"Secret of the Temple of Doom: A Tale of Subduction and Exhumation, Western Gneiss Region, Norway"
Guest Speaker Series

Date & Time: 1:00 PM on Wed, 1 March
Location: Science Building - 408

Dr. Rebecca A. Jamieson

Professor Emeritus

Department of Earth and Environmental Sciences

Dalhousie University

Dr. Rebecca A. Jamieson

B.Sc. Dalhousie 1974; Ph.D. Memorial 1979, Professor of Earth Sciences, Dalhousie, 1979-2016

Research Interests: Metamorphic geology, orogenic tecctonics, and related fields

Study Areas: Western Gneiss Region (Norway), Appalachians (Nova Scotia & Newfoundland), Grenville Orogen (Ontario), Himalaya-Tibet

Approach: Integration of various field and petrological methods (including P-T-t-d paths) with quantitative models of orogenic processes

Title: Secrets of the Temple of Doom: A Tale of Subduction and Exhumation, Western Gneiss Region, Norway

Rebecca A. Jamieson1, Luke Hilchie1,2 & Ben Myrer1,3

1Department of Earth Sciences, Dalhousie University, Halifax, NS, B3H 4R2 <beckyj@dal.ca>; 2Earthbound Eyes Consulting, Scient Analytics; 3Marine Geomatics, COGS, Lawrencetown, NS

Abstract: The Western Gneiss Region (WGR) of Norway preserves large tracts of ultra-high-pressure (UHP) metamorphic rocks formed in subducted Baltican crust during the Scandian (late Devonian) phase of the Caledonian orogeny. In the Nordøyane UHP domain, the deepest and hottest part of the WGR, coesite and microdiamond are locally preserved in eclogite-facies assemblages. Along the north coasts of the islands of Haramsøya and Flemsøya, rafts of mafic eclogite within migmatitic orthogneisses are surrounded by dioritic “melt envelopes” containing abundant eclogitic enclaves and xenocrysts. At Arhaugen, in an outcrop informally referred to as the “Temple of Doom”, intensely recrystallised eclogite with a steep lineation is separated from the adjacent melt envelope by a dioritic dyke that is highly contaminated with partly digested eclogitic material. The dioritic matrix consists largely of zoned plagioclase, quartz, biotite, hornblende, scapolite, and ilmenite/titanite, and contains abundant xenocrysts including embayed and fragmented garnet and spongy clinopyroxene-plagioclase intergrowths. Coesite is present in garnet xenocrysts from both the dyke and the adjacent melt envelope, but has not yet been found in situ in the adjacent eclogite bodies. The coesite-hosting xenocrysts differ in texture, composition, and inclusion assemblages from garnets in the adjacent eclogites, and also record higher PT conditions.

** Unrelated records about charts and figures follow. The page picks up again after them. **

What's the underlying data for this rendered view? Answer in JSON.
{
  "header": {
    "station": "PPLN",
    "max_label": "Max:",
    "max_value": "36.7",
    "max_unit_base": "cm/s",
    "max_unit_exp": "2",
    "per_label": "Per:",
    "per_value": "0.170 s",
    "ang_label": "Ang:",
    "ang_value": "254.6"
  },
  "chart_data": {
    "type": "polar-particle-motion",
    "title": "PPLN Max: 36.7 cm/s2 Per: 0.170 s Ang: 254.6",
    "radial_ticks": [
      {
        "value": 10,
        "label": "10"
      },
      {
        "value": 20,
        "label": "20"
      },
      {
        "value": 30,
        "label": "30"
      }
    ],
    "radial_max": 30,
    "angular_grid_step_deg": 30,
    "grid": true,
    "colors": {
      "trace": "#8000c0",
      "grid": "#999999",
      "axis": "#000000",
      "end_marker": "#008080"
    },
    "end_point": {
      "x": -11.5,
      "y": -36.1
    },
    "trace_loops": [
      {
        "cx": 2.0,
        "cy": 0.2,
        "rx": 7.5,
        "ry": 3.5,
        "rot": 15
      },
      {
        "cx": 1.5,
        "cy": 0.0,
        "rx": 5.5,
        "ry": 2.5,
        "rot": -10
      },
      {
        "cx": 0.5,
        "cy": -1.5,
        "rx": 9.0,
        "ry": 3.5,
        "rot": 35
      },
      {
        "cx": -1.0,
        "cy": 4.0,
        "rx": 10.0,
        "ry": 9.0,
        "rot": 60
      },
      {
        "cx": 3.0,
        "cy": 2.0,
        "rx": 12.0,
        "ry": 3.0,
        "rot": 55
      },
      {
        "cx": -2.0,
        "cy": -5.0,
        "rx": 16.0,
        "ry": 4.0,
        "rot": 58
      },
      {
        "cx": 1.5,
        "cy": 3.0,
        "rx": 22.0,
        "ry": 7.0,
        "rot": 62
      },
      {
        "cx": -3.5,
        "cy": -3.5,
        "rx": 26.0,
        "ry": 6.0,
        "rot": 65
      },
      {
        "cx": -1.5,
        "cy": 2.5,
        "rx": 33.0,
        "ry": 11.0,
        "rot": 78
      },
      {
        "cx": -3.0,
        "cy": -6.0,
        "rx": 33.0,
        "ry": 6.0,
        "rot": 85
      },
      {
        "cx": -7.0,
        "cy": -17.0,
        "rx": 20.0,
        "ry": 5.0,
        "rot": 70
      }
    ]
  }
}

We conclude that the xenocrysts were not derived from the spatially associated eclogite bodies. By implication, their dioritic hosts were not locally derived but must have originated from a different, deeper, source. The results from this study are integrated with a numerical model for the tectonic evolusion of the Western Gneiss Region (Butler et al., Lithosphere, 2015) to shed some light on where and when melting may have taken place, and to assess its possible effects on the exhumation of UHP rocks in western Norway.

Butler, J.P, Beaumont, C. & Jamieson, R.A. (2015) Paradigm lost: Buoyancy thwarted by the strength of the Western Gneiss Region (U)HP terrane, Norway. Lithosphere, 7, 379-407; doi:10.1130/L426.1.